Corona-Krise wirkt sich auch auf Zahl der Privatkonkurse aus
Auf die Privatkonkurse wird sich die Corona-Krise nach Einschätzung von Mitterlehner im heurigen Jahr wahrscheinlich leicht durchschlagen, ein Anstieg eher mittelfristig erfolgen. Es gebe bei Betroffenen oft vordringlicher Probleme wie etwa, dass jemand von Wohnungsnot betroffen ist. Die Vorbereitungen dauerten oft einige Monate und auch bei den Verfahren selbst dauerte es einige Monate bis zum Beschluss einer Regelung.

Vieles werde auch davon abhängen, wie sehr die Schuldenberatungsstellen in der Lage sind, „diesen Ansturm zeitgerecht zu verarbeiten“. Sie seien bereits in normalen Zeiten ohne eine solche Krise sehr gut ausgelastet, teilweise überlastet. Wenn es kein Sonderbudget aus dem Corona-Hilfspaket gebe, mit dem die Schuldnerberatungen mit Personal ausgestattet werden, werde es zu extrem langen Wartezeiten kommen.

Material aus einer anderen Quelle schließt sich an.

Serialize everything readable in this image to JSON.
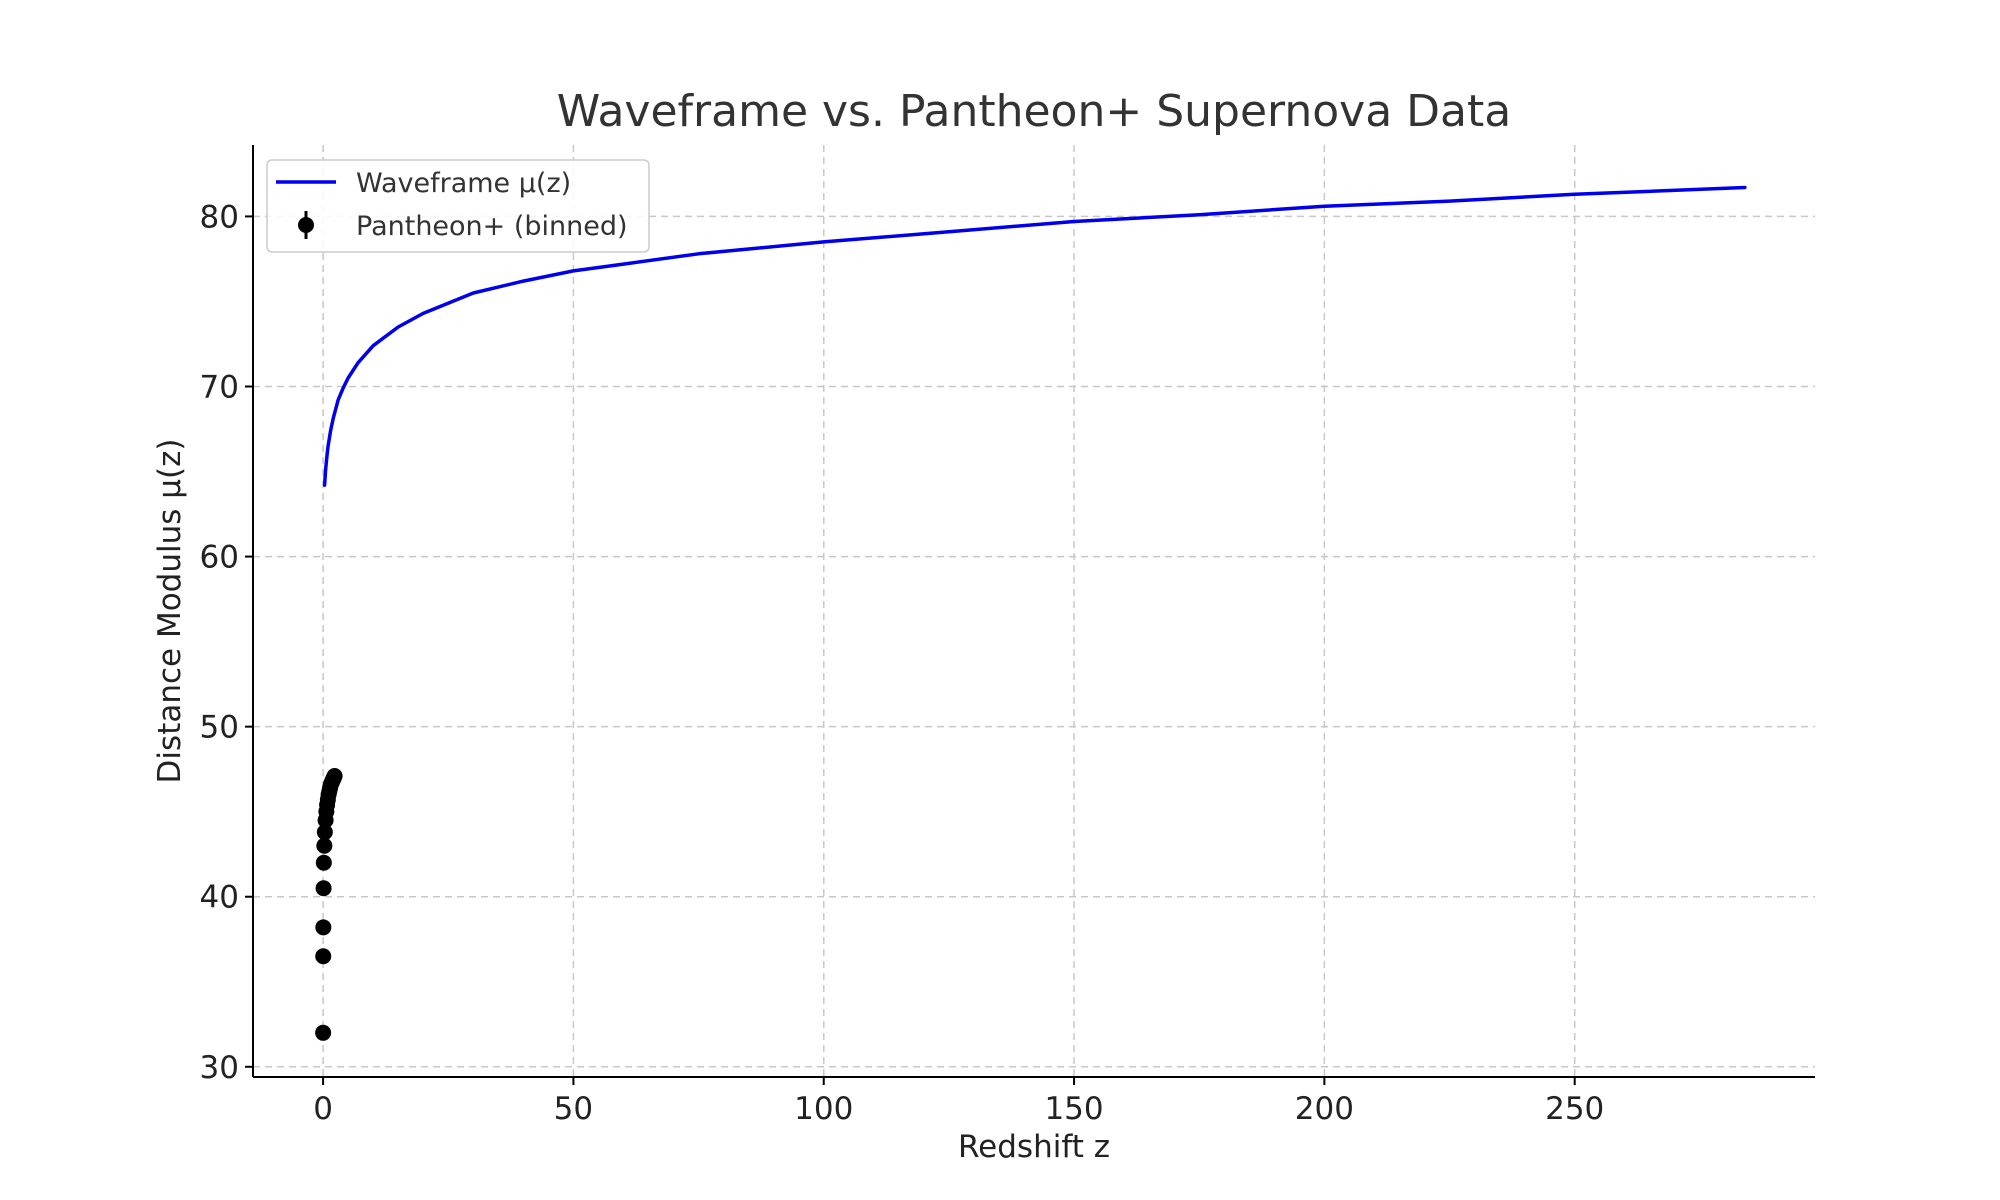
{
  "chart_data": {
    "type": "line",
    "title": "Waveframe vs. Pantheon+ Supernova Data",
    "xlabel": "Redshift z",
    "ylabel": "Distance Modulus μ(z)",
    "xlim": [
      -14,
      298
    ],
    "ylim": [
      29.4,
      84.2
    ],
    "xticks": [
      0,
      50,
      100,
      150,
      200,
      250
    ],
    "yticks": [
      30,
      40,
      50,
      60,
      70,
      80
    ],
    "grid": true,
    "legend_position": "top-left",
    "series": [
      {
        "name": "Waveframe μ(z)",
        "kind": "line",
        "color": "#0000ee",
        "x": [
          0.3,
          0.5,
          0.8,
          1.0,
          1.5,
          2.0,
          3.0,
          4.0,
          5.0,
          7.0,
          10,
          15,
          20,
          30,
          40,
          50,
          60,
          75,
          100,
          125,
          150,
          175,
          200,
          225,
          250,
          284
        ],
        "y": [
          64.2,
          65.1,
          66.0,
          66.5,
          67.4,
          68.1,
          69.2,
          69.9,
          70.5,
          71.4,
          72.4,
          73.5,
          74.3,
          75.5,
          76.2,
          76.8,
          77.2,
          77.8,
          78.5,
          79.1,
          79.7,
          80.1,
          80.6,
          80.9,
          81.3,
          81.7
        ]
      },
      {
        "name": "Pantheon+ (binned)",
        "kind": "errorbar",
        "color": "#000000",
        "x": [
          0.01,
          0.03,
          0.05,
          0.1,
          0.15,
          0.25,
          0.35,
          0.5,
          0.65,
          0.8,
          0.95,
          1.1,
          1.25,
          1.4,
          1.55,
          1.7,
          1.85,
          2.0,
          2.15,
          2.3
        ],
        "y": [
          32.0,
          36.5,
          38.2,
          40.5,
          42.0,
          43.0,
          43.8,
          44.5,
          45.0,
          45.4,
          45.7,
          46.0,
          46.2,
          46.4,
          46.6,
          46.7,
          46.8,
          46.9,
          47.0,
          47.1
        ],
        "yerr": [
          0.1,
          0.1,
          0.1,
          0.1,
          0.1,
          0.1,
          0.1,
          0.1,
          0.1,
          0.1,
          0.1,
          0.1,
          0.1,
          0.1,
          0.1,
          0.1,
          0.1,
          0.1,
          0.1,
          0.1
        ]
      }
    ]
  }
}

Die Schuldenberatungen brauchten daher so früh wie möglich eine Zusicherung von Seiten des Bundes und der Länder für eine Aufstockung der Mittel. Es sei eine gewisse Vorlaufzeit nötig, etwas für das Einstellen und Schulen von Personal und das Einrichten von Arbeitsplätzen. Aktuell liege das Budget inklusive Finanzbildung bei 15 Millionen Euro im Jahr, davon stammen 87,5 Prozent von den Ländern. Vorgeschlagen wurde eine Aufstockung um 15 Prozent.

Im Vorjahr 60.000 Menschen unterstützt
Im Vorjahr haben die zehn staatlich anerkannten Schuldenberatungen mehr als 60.000 Menschen unterstützt, wie aus dem Schuldenreport 2020 hervorgeht. 35 Prozent der Kunden der Schuldenberatungen waren arbeitslos, 42 Prozent hatten höchstens einen Pflichtschulabschluss und 26 Prozent nicht mehr Einkommen als das Existenzminimum. Die Finanzbildungsangebote erreichten rund 22.000 Menschen.

Arbeitslosigkeit bzw. Einkommensreduktionen sind der häufigste Grund (rund 30 Prozent) für Überschuldungen, wie aus dem am Mittwoch veröffentlichten Schuldenreport der asb-Dachorganisation der staatlich anerkannten Schuldenberatungen hervorgeht. Dahinter folgt mit rund 22 Prozent die gescheiterte Selbstständigkeit, der Umgang mit Geld (20 Prozent), Scheidung/Trennung (14 Prozent), persönliche Härtefälle (11 Prozent) und Wohnraumbeschaffung (9 Prozent).

Eine Langzeituntersuchung zu Schulden von Ex-Selbstständigen zeige eine Wechselwirkung zwischen Arbeitslosigkeit und (gescheiterter) Selbstständigkeit, heißt es in der Pressemitteilung. 29 Prozent der Befragten hätten das Unternehmen aus einer Arbeitslosigkeit heraus gegründet. 41 Prozent seien nach Beendigung ihrer unternehmerischen Tätigkeit erneut arbeitslos gewesen.